Dünyadaki verilerin bize söylediği şey silah ticareti ve uyuşturucu ticaretinin yanında üçüncü en büyük ticaret; insan ticareti. İnsanların sınırlardan para karşılığında geçirilmesi, bir meta gibi alınıp satılması meselesi. İnsan ticareti bugün üçüncü büyük suç endüstrisi haline gelmiş durumda.

Kitabınızda 'kaçak' göçmen işçileri 'hafif piyadeler' olarak tarif ediyorsunuz. Niçin? 

Marx’tan ödünç aldığım bir kavram. Siz buna ödünç almak değil, çalmak da diyebilirsiniz. Marx, kapitalist düzenin sistematik bir biçimde işsiz ordusu yarattığını iddia eder.
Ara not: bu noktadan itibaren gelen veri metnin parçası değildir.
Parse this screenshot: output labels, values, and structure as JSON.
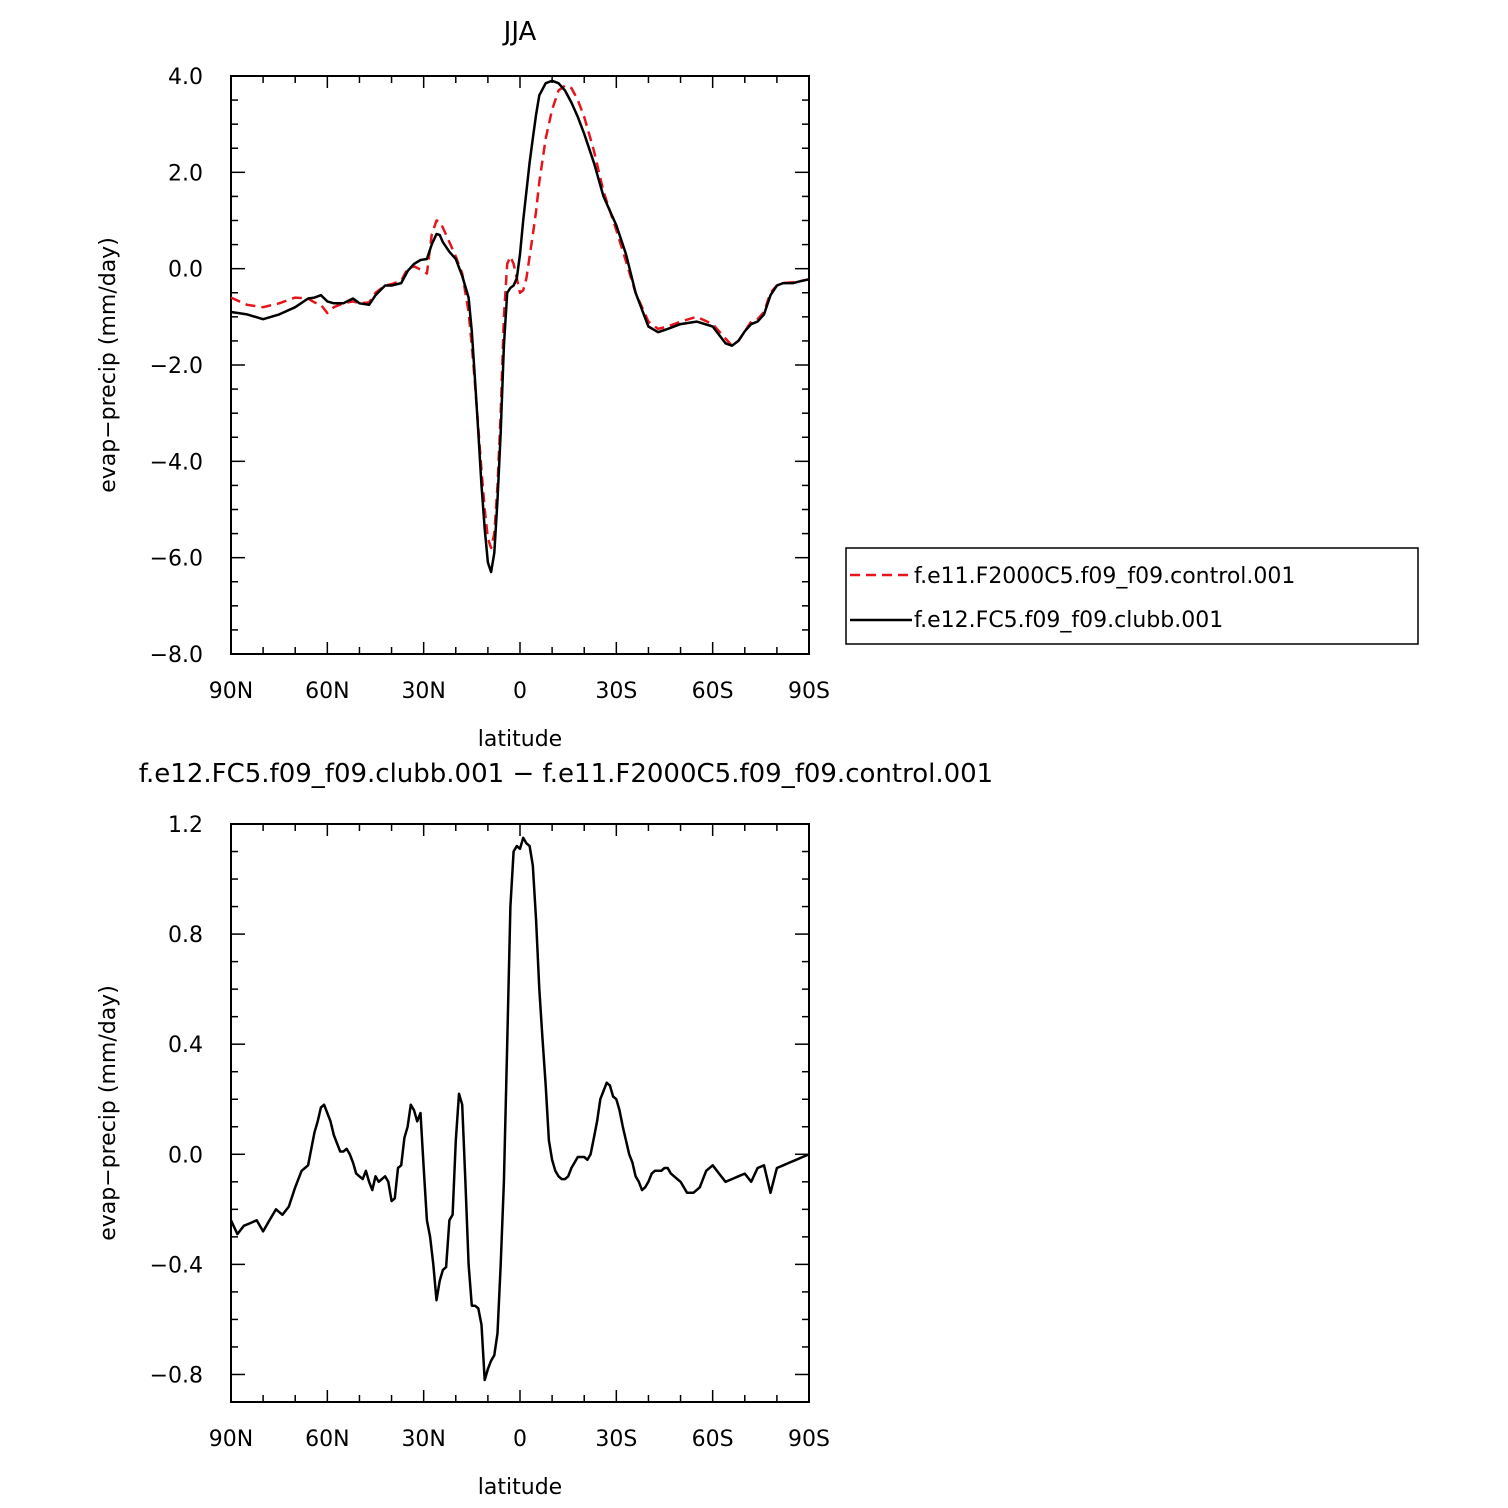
{
  "chart_data": [
    {
      "type": "line",
      "title": "JJA",
      "xlabel": "latitude",
      "ylabel": "evap−precip (mm/day)",
      "xlim": [
        90,
        -90
      ],
      "ylim": [
        -8.0,
        4.0
      ],
      "xticks": [
        {
          "value": 90,
          "label": "90N"
        },
        {
          "value": 60,
          "label": "60N"
        },
        {
          "value": 30,
          "label": "30N"
        },
        {
          "value": 0,
          "label": "0"
        },
        {
          "value": -30,
          "label": "30S"
        },
        {
          "value": -60,
          "label": "60S"
        },
        {
          "value": -90,
          "label": "90S"
        }
      ],
      "yticks": [
        {
          "value": 4.0,
          "label": "4.0"
        },
        {
          "value": 2.0,
          "label": "2.0"
        },
        {
          "value": 0.0,
          "label": "0.0"
        },
        {
          "value": -2.0,
          "label": "−2.0"
        },
        {
          "value": -4.0,
          "label": "−4.0"
        },
        {
          "value": -6.0,
          "label": "−6.0"
        },
        {
          "value": -8.0,
          "label": "−8.0"
        }
      ],
      "grid": false,
      "legend": "right",
      "series": [
        {
          "name": "f.e11.F2000C5.f09_f09.control.001",
          "color": "#e8141b",
          "dash": "dashed",
          "x": [
            90,
            85,
            80,
            75,
            70,
            66,
            64,
            62,
            60,
            58,
            55,
            52,
            50,
            47,
            45,
            42,
            40,
            37,
            35,
            33,
            31,
            29,
            27.5,
            26,
            25,
            24,
            22,
            20,
            18,
            16,
            15,
            14,
            13,
            12,
            11,
            10,
            9,
            8,
            7,
            6,
            5,
            4,
            3,
            2,
            1,
            0,
            -1,
            -2,
            -3,
            -4,
            -5,
            -6,
            -8,
            -10,
            -12,
            -14,
            -16,
            -18,
            -20,
            -23,
            -26,
            -30,
            -33,
            -36,
            -40,
            -43,
            -46,
            -50,
            -55,
            -60,
            -64,
            -66,
            -68,
            -70,
            -72,
            -74,
            -76,
            -78,
            -80,
            -82,
            -85,
            -88,
            -90
          ],
          "y": [
            -0.6,
            -0.75,
            -0.8,
            -0.72,
            -0.6,
            -0.62,
            -0.7,
            -0.75,
            -0.92,
            -0.8,
            -0.72,
            -0.68,
            -0.72,
            -0.7,
            -0.5,
            -0.35,
            -0.32,
            -0.25,
            0.0,
            0.05,
            -0.02,
            -0.1,
            0.7,
            1.0,
            0.98,
            0.85,
            0.55,
            0.25,
            -0.1,
            -0.9,
            -1.6,
            -2.4,
            -3.3,
            -4.2,
            -5.0,
            -5.6,
            -5.8,
            -5.5,
            -4.5,
            -3.0,
            -1.0,
            0.1,
            0.25,
            0.1,
            -0.2,
            -0.5,
            -0.45,
            -0.2,
            0.25,
            0.7,
            1.2,
            1.8,
            2.7,
            3.3,
            3.7,
            3.8,
            3.75,
            3.5,
            3.15,
            2.45,
            1.6,
            0.8,
            0.15,
            -0.5,
            -1.1,
            -1.25,
            -1.2,
            -1.1,
            -1.0,
            -1.15,
            -1.45,
            -1.6,
            -1.5,
            -1.3,
            -1.1,
            -1.05,
            -0.9,
            -0.5,
            -0.35,
            -0.3,
            -0.28,
            -0.25,
            -0.22
          ]
        },
        {
          "name": "f.e12.FC5.f09_f09.clubb.001",
          "color": "#000000",
          "dash": "solid",
          "x": [
            90,
            85,
            80,
            75,
            70,
            66,
            64,
            62,
            60,
            58,
            55,
            52,
            50,
            47,
            45,
            42,
            40,
            37,
            35,
            33,
            31,
            29,
            27.5,
            26,
            25,
            24,
            22,
            20,
            18,
            16,
            15,
            14,
            13,
            12,
            11,
            10,
            9,
            8,
            7,
            6,
            5,
            4,
            3,
            2,
            1,
            0,
            -1,
            -2,
            -3,
            -4,
            -5,
            -6,
            -8,
            -10,
            -12,
            -14,
            -16,
            -18,
            -20,
            -23,
            -26,
            -30,
            -33,
            -36,
            -40,
            -43,
            -46,
            -50,
            -55,
            -60,
            -64,
            -66,
            -68,
            -70,
            -72,
            -74,
            -76,
            -78,
            -80,
            -82,
            -85,
            -88,
            -90
          ],
          "y": [
            -0.9,
            -0.95,
            -1.05,
            -0.95,
            -0.8,
            -0.62,
            -0.6,
            -0.55,
            -0.68,
            -0.72,
            -0.72,
            -0.62,
            -0.72,
            -0.75,
            -0.55,
            -0.35,
            -0.35,
            -0.3,
            -0.05,
            0.1,
            0.18,
            0.2,
            0.5,
            0.72,
            0.7,
            0.55,
            0.35,
            0.2,
            -0.15,
            -0.6,
            -1.3,
            -2.3,
            -3.4,
            -4.5,
            -5.4,
            -6.1,
            -6.3,
            -5.9,
            -4.8,
            -3.4,
            -1.6,
            -0.5,
            -0.4,
            -0.35,
            -0.2,
            0.3,
            1.0,
            1.6,
            2.2,
            2.7,
            3.2,
            3.6,
            3.85,
            3.9,
            3.85,
            3.7,
            3.45,
            3.15,
            2.8,
            2.2,
            1.5,
            0.9,
            0.3,
            -0.5,
            -1.2,
            -1.32,
            -1.25,
            -1.15,
            -1.1,
            -1.2,
            -1.55,
            -1.6,
            -1.5,
            -1.3,
            -1.15,
            -1.1,
            -0.95,
            -0.55,
            -0.35,
            -0.3,
            -0.3,
            -0.25,
            -0.22
          ]
        }
      ]
    },
    {
      "type": "line",
      "title": "f.e12.FC5.f09_f09.clubb.001 − f.e11.F2000C5.f09_f09.control.001",
      "xlabel": "latitude",
      "ylabel": "evap−precip (mm/day)",
      "xlim": [
        90,
        -90
      ],
      "ylim": [
        -0.9,
        1.2
      ],
      "xticks": [
        {
          "value": 90,
          "label": "90N"
        },
        {
          "value": 60,
          "label": "60N"
        },
        {
          "value": 30,
          "label": "30N"
        },
        {
          "value": 0,
          "label": "0"
        },
        {
          "value": -30,
          "label": "30S"
        },
        {
          "value": -60,
          "label": "60S"
        },
        {
          "value": -90,
          "label": "90S"
        }
      ],
      "yticks": [
        {
          "value": 1.2,
          "label": "1.2"
        },
        {
          "value": 0.8,
          "label": "0.8"
        },
        {
          "value": 0.4,
          "label": "0.4"
        },
        {
          "value": 0.0,
          "label": "0.0"
        },
        {
          "value": -0.4,
          "label": "−0.4"
        },
        {
          "value": -0.8,
          "label": "−0.8"
        }
      ],
      "grid": false,
      "series": [
        {
          "color": "#000000",
          "dash": "solid",
          "x": [
            90,
            88,
            86,
            84,
            82,
            80,
            78,
            76,
            74,
            72,
            70,
            68,
            66,
            65,
            64,
            63,
            62,
            61,
            60,
            59,
            58,
            57,
            56,
            55,
            54,
            53,
            52,
            51,
            50,
            49,
            48,
            47,
            46,
            45,
            44,
            43,
            42,
            41,
            40,
            39,
            38,
            37,
            36,
            35,
            34,
            33,
            32,
            31,
            30,
            29,
            28,
            27,
            26,
            25,
            24,
            23,
            22,
            21,
            20,
            19,
            18,
            17,
            16,
            15,
            14,
            13,
            12,
            11,
            10,
            9,
            8,
            7,
            6,
            5,
            4,
            3,
            2,
            1,
            0,
            -1,
            -2,
            -3,
            -4,
            -5,
            -6,
            -7,
            -8,
            -9,
            -10,
            -11,
            -12,
            -13,
            -14,
            -15,
            -16,
            -17,
            -18,
            -19,
            -20,
            -21,
            -22,
            -23,
            -24,
            -25,
            -26,
            -27,
            -28,
            -29,
            -30,
            -31,
            -32,
            -33,
            -34,
            -35,
            -36,
            -37,
            -38,
            -39,
            -40,
            -41,
            -42,
            -43,
            -44,
            -45,
            -46,
            -47,
            -48,
            -49,
            -50,
            -52,
            -54,
            -56,
            -58,
            -60,
            -62,
            -64,
            -66,
            -68,
            -70,
            -72,
            -74,
            -76,
            -78,
            -80,
            -82,
            -84,
            -86,
            -88,
            -90
          ],
          "y": [
            -0.24,
            -0.29,
            -0.26,
            -0.25,
            -0.24,
            -0.28,
            -0.24,
            -0.2,
            -0.22,
            -0.19,
            -0.12,
            -0.06,
            -0.04,
            0.02,
            0.08,
            0.12,
            0.17,
            0.18,
            0.15,
            0.12,
            0.07,
            0.04,
            0.01,
            0.01,
            0.02,
            0.0,
            -0.03,
            -0.07,
            -0.08,
            -0.09,
            -0.06,
            -0.1,
            -0.13,
            -0.08,
            -0.1,
            -0.09,
            -0.08,
            -0.1,
            -0.17,
            -0.16,
            -0.05,
            -0.04,
            0.06,
            0.1,
            0.18,
            0.16,
            0.12,
            0.15,
            -0.05,
            -0.24,
            -0.3,
            -0.4,
            -0.53,
            -0.46,
            -0.42,
            -0.41,
            -0.24,
            -0.22,
            0.05,
            0.22,
            0.18,
            -0.1,
            -0.4,
            -0.55,
            -0.55,
            -0.56,
            -0.62,
            -0.82,
            -0.78,
            -0.75,
            -0.73,
            -0.65,
            -0.4,
            -0.1,
            0.4,
            0.9,
            1.1,
            1.12,
            1.11,
            1.15,
            1.13,
            1.12,
            1.05,
            0.85,
            0.6,
            0.42,
            0.25,
            0.05,
            -0.02,
            -0.06,
            -0.08,
            -0.09,
            -0.09,
            -0.08,
            -0.05,
            -0.03,
            -0.01,
            -0.01,
            -0.01,
            -0.02,
            0.0,
            0.06,
            0.12,
            0.2,
            0.23,
            0.26,
            0.25,
            0.21,
            0.2,
            0.16,
            0.1,
            0.05,
            0.0,
            -0.03,
            -0.08,
            -0.1,
            -0.13,
            -0.12,
            -0.1,
            -0.07,
            -0.06,
            -0.06,
            -0.06,
            -0.05,
            -0.05,
            -0.07,
            -0.08,
            -0.09,
            -0.1,
            -0.14,
            -0.14,
            -0.12,
            -0.06,
            -0.04,
            -0.07,
            -0.1,
            -0.09,
            -0.08,
            -0.07,
            -0.1,
            -0.05,
            -0.04,
            -0.14,
            -0.05,
            -0.04,
            -0.03,
            -0.02,
            -0.01,
            0.0
          ]
        }
      ]
    }
  ],
  "legend": {
    "control_label": "f.e11.F2000C5.f09_f09.control.001",
    "clubb_label": "f.e12.FC5.f09_f09.clubb.001"
  }
}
Boşta olan bir iş gücü orada durur. Bunun adına Marx “Yedek iş gücü” der. Yedek iş gücü kapitalist sistemin işleyişi açısından hayati bir öneme sahiptir. Kapitalist sistem boşta bir grup insanı tutarak; çalıştırdıklarını onlara sunulan koşullara razı eder. 
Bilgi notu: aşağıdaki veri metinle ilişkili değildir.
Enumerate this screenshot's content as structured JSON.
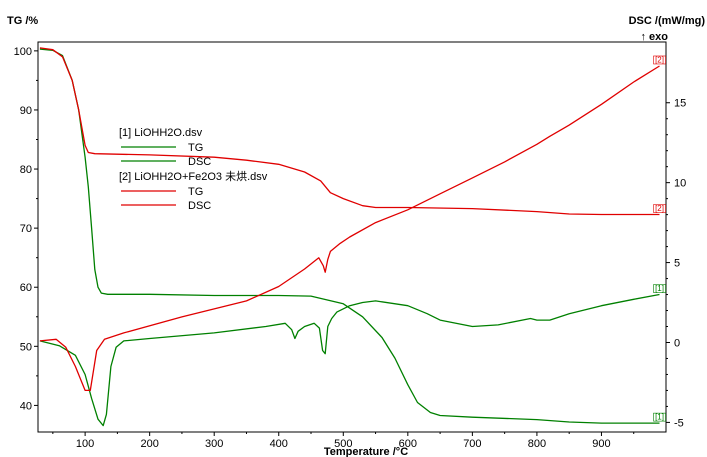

İkinci neden ise şu: Kapitalist bir firma, işlerini büyütecek olursa ek insan gücüne ihtiyaç duyacaktır. Dolayısıyla da dışarıda boşta duran emek havuzundan, ek emek gücü tedarik edecektir. Üstelik yedek iş gücü aynı zamanda ucuz emek havuzudur. Marx, bu yedek iş gücü ordusunun içinde göçmen işçileri de sayar. Bunlar zayıf bir kategoridir. Şu anlamda zayıftırlar: Örgütlü değillerdir, bir yerden bir yere göç etmişlerdir. Bunları maniple etmek daha kolaydır. Marx, tüm bunlardan dolayı “sermayenin hafif piyadeleri” der. Bugünkü 'kaçak' göçmen işçilerin içinde bulunduğu yaşama ve çalışma koşullarına baktığınızda da bu nitelendirmenin uygun olduğunu düşünüyorum. Tanıma sadece 'yeni' ifadesini ekledim. Bu insanlar gerçekten, küresel ölçekte büyük oyunlar nedeniyle yerinden ediliyorlar. Büyük oyunlara direnecek maalesef ki güçleri yok. Ya bulundukları yerde kalacaklar ve büyük ihtimalle hayatlarını sürdüremeyecekler ya da yollara düşecekler. Gittikleri yerde de çalışma koşullarına razı olup, çalışmaktan başka çareleri yok. Kaçak konumuna düşürülen göçmen kitle; bugün gerek Türkiye’de gerekse Batılı ülkelerde sermayenin hafif piyadelerini oluşturuyor.

‘BOŞLUĞA KONUŞUYORUZ, DEVLETLERİN NE YAPTIĞI BELLİ’

Tam söylediğiniz yerde… Gazeteci olarak tek yaptığımız bu insanların hikâyelerini, dramlarını anlatmak. Çözüm yokken tekrar tekrar anlatmakla nereye varabiliriz emin değilim. Çözüm olduğunu düşünüyor musunuz?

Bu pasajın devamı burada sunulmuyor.